Rona's long-time Chief Executive Robert Dutton stepped down in November. Rona said on Thursday its search for a new CEO is well underway and a decision should be announced shortly.
In January, Rona named a new executive chairman and four other new directors as part of a deal with its top shareholders to avoid a potentially bruising proxy battle.
The new executive chairman, Robert Chevrier, said last month Rona would consider selling non-core assets and making other moves to address weak sales at big-box stores.
Rona was founded in Quebec in 1939 by independent hardware stores keen to ditch their powerful wholesalers, and the French-speaking province is still home to about half of its 30,000 employees.
The company transformed itself from a modest Quebec hardware distributor to a national retailer in the 1990s, making a string of acquisitions, in a bid to head off Home Depot Inc as the big-box retailer arrived in Canada.
Rona said the 15 percent reduction in administrative staff would result in a restructuring charge of about C$25 million. The move will boost earnings before interest, taxes, depreciation and amortization by C$35 million to C$45 million over the next two years.
Rona shares fell 1.6 percent to C$11.91 in early trading on the Toronto Stock Exchange on Thursday.
The net loss in the fourth quarter was C$17.9 million ($17.6 million) or 15 Canadian cents a share. That compared with a year-earlier loss of C$153.6 million, or C$1.19, when its results were hit by a very large goodwill impairment charge.

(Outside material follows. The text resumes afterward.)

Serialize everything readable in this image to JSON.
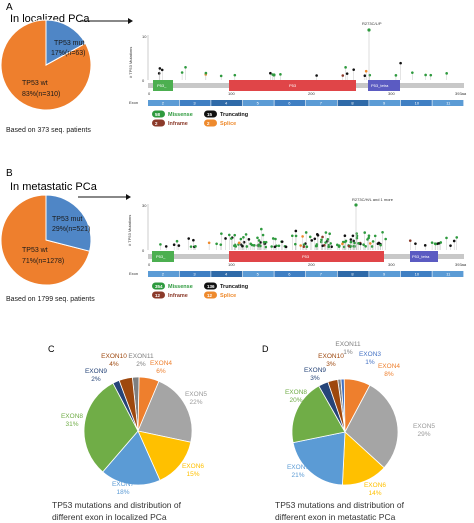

Excluding one-time items, the company said earnings in the period ended Dec. 30 fell to 5 Canadian cents a share, down from 15 Canadian cents a share, a year earlier.
Analysts, on average, had forecast earnings of 12 Canadian cents a share, according to Thomson Reuters I/B/E/S.
Quarterly revenue rose 2.2 percent to C$1.20 billion, mainly due to the booking of an extra week of sales in the quarter and the opening of some new stores.